À l’heure même où les medias, pour cacher Mai 58, ne cessent de nous ressortir du Mai 68 à en vomir, Mai 68, « révolution » de petits bourgeois boutonneux qui sont devenus, sans aucune honte, de grands bourgeois « de gauche » aux poches cousues d’or, investissant tous les postes de premier plan du monde de la finance, de la politique, ou du show-bizz (encore heureux qu’ils ne jouent pas au football !),

À l’heure où la collusion entre " patrons " et " clandestins " se dévoile au grand jour, là encore sans aucune honte, au mépris des lois françaises, à l’heure où exploiteurs et "exploités" (qui gagnent chez nous, en ne faisant rien, cent fois plus que ce qu’ils ne gagneraient chez eux en trimant comme des bêtes) signent un pacte sur le dos de ces crétins (ou de ces "sous-chiens ") de Gaulois,

À l’heure où ces anciens "colonisés " viennent cracher sur la France tout en réclamant à hauts cris d’y rester et même d’y être bien accueillis,

A l’heure où le Président de tous les Français ne cesse de se répandre en repentances dès que l’occasion de battre sa coulpe lui est offerte, lui qui prétendait en vouloir finir avec cette déplorable manie "chiraquienne".

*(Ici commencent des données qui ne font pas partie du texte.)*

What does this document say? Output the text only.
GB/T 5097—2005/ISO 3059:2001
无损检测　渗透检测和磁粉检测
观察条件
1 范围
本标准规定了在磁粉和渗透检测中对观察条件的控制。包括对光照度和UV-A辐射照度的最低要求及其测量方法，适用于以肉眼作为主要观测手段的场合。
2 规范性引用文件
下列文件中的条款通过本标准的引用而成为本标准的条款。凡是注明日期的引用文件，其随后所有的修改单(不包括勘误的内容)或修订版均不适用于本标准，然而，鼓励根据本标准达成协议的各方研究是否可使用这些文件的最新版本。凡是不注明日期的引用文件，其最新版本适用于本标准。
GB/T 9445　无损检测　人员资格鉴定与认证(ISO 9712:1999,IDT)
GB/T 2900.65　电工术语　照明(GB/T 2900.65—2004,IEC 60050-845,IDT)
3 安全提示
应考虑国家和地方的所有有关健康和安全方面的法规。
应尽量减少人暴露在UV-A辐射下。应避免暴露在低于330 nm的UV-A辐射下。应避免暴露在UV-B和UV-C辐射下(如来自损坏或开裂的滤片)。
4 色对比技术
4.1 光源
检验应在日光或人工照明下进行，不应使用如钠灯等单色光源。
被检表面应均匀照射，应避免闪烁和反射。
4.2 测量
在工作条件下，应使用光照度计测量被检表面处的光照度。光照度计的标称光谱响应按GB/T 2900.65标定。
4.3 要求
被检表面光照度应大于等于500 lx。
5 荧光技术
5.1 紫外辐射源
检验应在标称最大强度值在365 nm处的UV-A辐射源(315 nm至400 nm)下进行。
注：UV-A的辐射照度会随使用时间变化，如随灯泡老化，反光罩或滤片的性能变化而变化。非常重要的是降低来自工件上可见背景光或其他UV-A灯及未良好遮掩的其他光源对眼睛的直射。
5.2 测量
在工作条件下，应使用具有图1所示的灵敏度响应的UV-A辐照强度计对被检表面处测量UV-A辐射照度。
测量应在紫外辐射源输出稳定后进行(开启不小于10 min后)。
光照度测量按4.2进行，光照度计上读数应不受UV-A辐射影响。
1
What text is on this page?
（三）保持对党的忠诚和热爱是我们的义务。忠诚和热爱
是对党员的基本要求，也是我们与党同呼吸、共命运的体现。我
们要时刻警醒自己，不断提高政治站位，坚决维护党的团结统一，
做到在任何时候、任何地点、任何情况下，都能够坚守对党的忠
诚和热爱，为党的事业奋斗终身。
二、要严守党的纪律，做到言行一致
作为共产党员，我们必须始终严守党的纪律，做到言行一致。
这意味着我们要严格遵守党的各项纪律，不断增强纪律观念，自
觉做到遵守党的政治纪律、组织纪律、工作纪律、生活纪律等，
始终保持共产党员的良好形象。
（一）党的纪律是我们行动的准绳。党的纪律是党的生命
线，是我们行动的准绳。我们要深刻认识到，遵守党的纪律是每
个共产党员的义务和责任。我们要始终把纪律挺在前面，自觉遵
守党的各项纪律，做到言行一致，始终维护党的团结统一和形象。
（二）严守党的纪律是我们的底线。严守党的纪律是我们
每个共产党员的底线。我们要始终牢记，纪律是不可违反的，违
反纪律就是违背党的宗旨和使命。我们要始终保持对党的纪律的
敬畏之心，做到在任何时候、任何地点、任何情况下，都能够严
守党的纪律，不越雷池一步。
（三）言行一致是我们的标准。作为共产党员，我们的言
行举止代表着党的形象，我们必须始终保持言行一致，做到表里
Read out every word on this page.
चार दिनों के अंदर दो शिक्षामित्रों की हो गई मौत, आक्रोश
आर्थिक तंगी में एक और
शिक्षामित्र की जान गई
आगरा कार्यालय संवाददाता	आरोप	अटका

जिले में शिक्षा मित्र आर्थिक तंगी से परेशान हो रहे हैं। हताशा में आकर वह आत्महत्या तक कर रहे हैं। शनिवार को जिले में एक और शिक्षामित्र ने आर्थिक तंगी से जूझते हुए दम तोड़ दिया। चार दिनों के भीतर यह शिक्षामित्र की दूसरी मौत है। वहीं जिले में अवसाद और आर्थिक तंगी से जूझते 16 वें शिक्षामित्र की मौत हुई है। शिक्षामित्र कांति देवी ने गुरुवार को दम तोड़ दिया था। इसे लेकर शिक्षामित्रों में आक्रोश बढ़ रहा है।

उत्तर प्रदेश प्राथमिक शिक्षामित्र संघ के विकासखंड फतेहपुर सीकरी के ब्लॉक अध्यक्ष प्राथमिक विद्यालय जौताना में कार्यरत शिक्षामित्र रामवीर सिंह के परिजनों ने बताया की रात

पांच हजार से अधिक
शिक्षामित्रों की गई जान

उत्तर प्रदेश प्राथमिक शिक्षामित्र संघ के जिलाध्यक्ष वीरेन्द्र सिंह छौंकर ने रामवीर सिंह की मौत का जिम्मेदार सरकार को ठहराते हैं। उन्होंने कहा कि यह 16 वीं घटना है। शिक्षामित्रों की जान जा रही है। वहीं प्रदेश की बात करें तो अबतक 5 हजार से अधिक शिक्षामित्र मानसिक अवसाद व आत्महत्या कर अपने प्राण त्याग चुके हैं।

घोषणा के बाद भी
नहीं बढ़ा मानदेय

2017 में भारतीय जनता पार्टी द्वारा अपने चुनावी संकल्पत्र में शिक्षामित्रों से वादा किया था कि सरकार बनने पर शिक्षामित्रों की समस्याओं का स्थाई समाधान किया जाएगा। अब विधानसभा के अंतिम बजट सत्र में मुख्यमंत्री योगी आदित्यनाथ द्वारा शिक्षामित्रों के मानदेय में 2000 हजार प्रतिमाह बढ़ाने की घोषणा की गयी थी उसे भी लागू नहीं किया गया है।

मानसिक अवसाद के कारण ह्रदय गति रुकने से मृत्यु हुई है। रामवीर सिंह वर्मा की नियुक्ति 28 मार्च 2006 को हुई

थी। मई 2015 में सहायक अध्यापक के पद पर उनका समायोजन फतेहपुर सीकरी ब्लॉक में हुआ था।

A cette heure, qui n’est peut-être pas si tardive qu’on ne croit car rien n’est irréversible, malgré ce que peuvent penser les "porteurs de valises ", " progressistes " français, collabos de ceux qui ne laissaient aux Pieds-noirs qu’une alternative : " La valise ou le cercueil ",

il est bon de rappeler dans quelles conditions les Français d’Algérie ont été chassés par les parents de ces mêmes gens, qui n’avaient aucune légitimité à réclamer l’indépendance d’un pays qui ne leur appartenait pas. L’Algérie (qui, d’ailleurs, n’avait pas de nom) appartenait aux palmiers nains, aux chacals et aux Kabyles, eux-mêmes descendants des Européens du Nord qui s’y sont fixés avant même la première colonisation, romaine.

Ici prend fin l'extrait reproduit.